I am deploying a Qt application from a USB drive on windows. The application takes a while to cold start (~10s). I want to display some splash screens to keep the user patient while it loads.
I first tried putting the splash screens in the main thread, they did not appear for ~10s. Whatever library is being cached must be still loading before the splash screens appear.
I then tried to move splash screens to another process and start it using QProcess::start()
. Once again there is a ~10s delay and then both my application and the splash screens are appearing simultaneously.
Finally I tried making a splash screen process launch my primary application using QProcess::start()
. In this case the splash screens appear well before the primary application as desired, but the trouble is I would like two things 1) the primary application to outlive the splash screens, 2) the primary application to inform the splash screens that it is done loading via stdout and QProcess:readAllStandardOutput() so the splash screen can kill itself.

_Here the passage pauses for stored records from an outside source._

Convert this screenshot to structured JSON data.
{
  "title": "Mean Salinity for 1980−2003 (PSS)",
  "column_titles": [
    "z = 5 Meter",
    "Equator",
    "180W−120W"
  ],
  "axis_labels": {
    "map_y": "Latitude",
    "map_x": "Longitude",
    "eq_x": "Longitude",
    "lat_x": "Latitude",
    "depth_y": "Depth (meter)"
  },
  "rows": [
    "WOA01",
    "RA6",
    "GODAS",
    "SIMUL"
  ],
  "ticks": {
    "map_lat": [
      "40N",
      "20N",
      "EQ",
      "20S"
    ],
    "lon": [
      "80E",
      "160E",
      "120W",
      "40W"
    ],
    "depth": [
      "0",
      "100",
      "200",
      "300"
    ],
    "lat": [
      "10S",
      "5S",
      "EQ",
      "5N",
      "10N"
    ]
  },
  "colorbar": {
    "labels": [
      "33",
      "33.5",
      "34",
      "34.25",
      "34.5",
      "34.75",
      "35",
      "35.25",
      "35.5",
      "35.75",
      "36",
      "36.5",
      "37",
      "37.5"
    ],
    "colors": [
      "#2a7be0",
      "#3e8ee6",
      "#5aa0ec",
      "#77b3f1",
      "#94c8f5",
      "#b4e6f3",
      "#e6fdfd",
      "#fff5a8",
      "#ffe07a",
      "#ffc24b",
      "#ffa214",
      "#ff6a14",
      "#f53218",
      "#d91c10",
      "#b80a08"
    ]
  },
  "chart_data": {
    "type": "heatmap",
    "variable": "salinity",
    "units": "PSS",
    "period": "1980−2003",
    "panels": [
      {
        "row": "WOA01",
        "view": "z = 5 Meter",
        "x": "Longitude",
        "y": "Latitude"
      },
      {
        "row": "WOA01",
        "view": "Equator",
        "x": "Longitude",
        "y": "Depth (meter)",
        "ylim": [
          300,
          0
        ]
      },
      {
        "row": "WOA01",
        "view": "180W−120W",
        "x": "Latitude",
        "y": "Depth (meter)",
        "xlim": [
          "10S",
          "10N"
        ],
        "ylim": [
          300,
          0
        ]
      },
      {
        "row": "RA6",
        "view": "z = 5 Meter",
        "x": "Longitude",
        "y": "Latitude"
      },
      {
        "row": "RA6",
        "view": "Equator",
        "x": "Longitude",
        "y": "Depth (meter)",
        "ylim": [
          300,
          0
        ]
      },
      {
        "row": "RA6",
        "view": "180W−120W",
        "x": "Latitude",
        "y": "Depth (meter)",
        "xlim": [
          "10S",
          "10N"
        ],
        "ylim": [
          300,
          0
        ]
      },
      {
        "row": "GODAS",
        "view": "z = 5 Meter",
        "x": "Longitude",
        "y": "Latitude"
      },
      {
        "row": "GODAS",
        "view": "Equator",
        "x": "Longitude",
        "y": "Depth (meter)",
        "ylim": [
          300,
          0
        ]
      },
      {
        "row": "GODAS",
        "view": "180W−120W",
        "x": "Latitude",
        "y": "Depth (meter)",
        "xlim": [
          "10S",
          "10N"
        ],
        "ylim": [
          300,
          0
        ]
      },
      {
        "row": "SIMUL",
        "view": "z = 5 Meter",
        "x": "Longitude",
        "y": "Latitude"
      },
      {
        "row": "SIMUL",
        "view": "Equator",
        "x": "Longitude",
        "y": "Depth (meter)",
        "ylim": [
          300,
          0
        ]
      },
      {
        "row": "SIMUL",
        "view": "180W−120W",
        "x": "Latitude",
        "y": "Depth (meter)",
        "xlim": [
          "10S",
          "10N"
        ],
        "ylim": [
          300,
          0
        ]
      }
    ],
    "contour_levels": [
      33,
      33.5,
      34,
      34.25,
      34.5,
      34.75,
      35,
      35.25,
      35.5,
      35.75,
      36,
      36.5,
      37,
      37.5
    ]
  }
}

It seems that this is not possible with QProcess::start
, QProcess::execute
, and QProcess::startDetached
. When using startDetached
QProcess::readAllStandardOutput()
won't work because QProcess::startDetached
is static.
When using QProcess::start
and QProcess::execute
my main application should not outlive the splashscreens, which oddly enough is not the case and I have posted a separate question asking why that might be (Attached child QProcess outliving parent). Since the documentation leads me to believe this should not happen I do not want to rely on this behavior.
Does anyone know how I can safely start a QProcess that outlives its parent AND can communicate with it?